Often, among the last conscious acts of an elderly or dying person is to “get their affairs in order” – including by expressing their wishes for the disposition of various worldly concerns at the time of or after their deaths. One of the strongest arguments in favor of a persistent interest in the affairs of one’s lifetime, after death, is that much of our lives is shaped by our expectations that those interests will be respected and our postvital wishes will be carried out.

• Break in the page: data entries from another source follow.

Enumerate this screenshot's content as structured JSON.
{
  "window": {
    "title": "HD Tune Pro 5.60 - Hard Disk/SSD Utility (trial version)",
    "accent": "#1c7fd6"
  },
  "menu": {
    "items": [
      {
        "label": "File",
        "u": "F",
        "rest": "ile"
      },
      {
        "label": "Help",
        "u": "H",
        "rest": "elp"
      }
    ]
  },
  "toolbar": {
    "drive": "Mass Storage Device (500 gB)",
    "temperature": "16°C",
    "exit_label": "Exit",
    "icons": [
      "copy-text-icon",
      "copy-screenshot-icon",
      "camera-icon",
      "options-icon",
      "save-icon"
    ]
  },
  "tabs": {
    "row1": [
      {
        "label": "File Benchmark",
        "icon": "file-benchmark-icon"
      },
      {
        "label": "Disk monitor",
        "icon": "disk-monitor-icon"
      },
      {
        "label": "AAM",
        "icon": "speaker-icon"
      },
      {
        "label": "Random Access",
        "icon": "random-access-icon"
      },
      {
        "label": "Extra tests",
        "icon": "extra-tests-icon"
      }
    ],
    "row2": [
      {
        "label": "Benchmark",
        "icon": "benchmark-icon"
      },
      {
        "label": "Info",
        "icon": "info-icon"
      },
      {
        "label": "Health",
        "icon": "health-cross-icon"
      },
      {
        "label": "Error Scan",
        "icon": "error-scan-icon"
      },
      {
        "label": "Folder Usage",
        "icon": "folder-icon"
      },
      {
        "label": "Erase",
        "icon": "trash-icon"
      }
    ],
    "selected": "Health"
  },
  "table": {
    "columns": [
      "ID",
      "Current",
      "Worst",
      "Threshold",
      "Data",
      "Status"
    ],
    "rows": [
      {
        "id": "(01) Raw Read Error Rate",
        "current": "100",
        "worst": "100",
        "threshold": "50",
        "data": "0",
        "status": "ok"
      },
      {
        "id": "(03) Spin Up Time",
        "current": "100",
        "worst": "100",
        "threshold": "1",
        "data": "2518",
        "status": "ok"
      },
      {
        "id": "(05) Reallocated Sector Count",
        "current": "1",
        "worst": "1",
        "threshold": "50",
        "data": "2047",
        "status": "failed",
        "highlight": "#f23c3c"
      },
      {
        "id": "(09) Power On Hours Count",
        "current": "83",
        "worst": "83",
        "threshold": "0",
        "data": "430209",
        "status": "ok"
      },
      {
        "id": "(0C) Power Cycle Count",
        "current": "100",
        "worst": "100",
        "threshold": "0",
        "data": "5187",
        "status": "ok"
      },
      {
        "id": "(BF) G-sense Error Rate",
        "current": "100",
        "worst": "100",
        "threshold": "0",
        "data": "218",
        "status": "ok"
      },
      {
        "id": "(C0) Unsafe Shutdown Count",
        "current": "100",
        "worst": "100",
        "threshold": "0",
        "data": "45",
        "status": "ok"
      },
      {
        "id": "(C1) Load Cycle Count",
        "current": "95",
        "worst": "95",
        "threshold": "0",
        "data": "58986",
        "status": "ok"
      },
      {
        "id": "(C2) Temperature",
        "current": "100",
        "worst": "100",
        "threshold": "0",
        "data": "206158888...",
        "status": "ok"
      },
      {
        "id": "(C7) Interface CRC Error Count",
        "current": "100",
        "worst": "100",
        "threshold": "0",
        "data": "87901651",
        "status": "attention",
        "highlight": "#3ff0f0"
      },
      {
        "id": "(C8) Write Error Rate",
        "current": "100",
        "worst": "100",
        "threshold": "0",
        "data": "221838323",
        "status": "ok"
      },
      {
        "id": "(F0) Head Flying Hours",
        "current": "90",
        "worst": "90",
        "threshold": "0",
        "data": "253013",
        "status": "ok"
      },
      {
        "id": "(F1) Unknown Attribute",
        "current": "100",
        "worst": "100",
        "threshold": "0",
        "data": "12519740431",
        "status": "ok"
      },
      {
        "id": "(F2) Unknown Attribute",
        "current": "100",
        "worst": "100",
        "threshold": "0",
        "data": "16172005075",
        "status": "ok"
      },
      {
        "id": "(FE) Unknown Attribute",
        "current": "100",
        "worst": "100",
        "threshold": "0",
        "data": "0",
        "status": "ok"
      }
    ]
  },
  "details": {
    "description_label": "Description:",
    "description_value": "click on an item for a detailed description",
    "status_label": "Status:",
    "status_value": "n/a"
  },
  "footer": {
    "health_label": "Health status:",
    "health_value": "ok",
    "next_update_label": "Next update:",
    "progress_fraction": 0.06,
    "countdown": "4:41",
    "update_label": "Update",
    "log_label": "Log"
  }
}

Traducing the interests of the living as soon as they are dead may not be a morally-neutral act: though it does not affect the dead directly, it, arguably, retroactively ruins their previous lives by emptying or dismissing the goals and projects that gave those lives purpose, and in some way perhaps steals the products of their lives (whether monetary or otherwise) by diverting them to ends not chosen by the decedent themselves but by others after the fact. On the other hand, it must be admitted that the dead themselves will never know this, and so never be anguished by it. Either way, it is a non-trivial issue, and, as the Nabokov case, and the medical cases, show, one that has considerable practical implications.
I’ll leave the argument at this point. I confess to always having been ambivalent about its resolution. Perhaps my vast readership may have some input?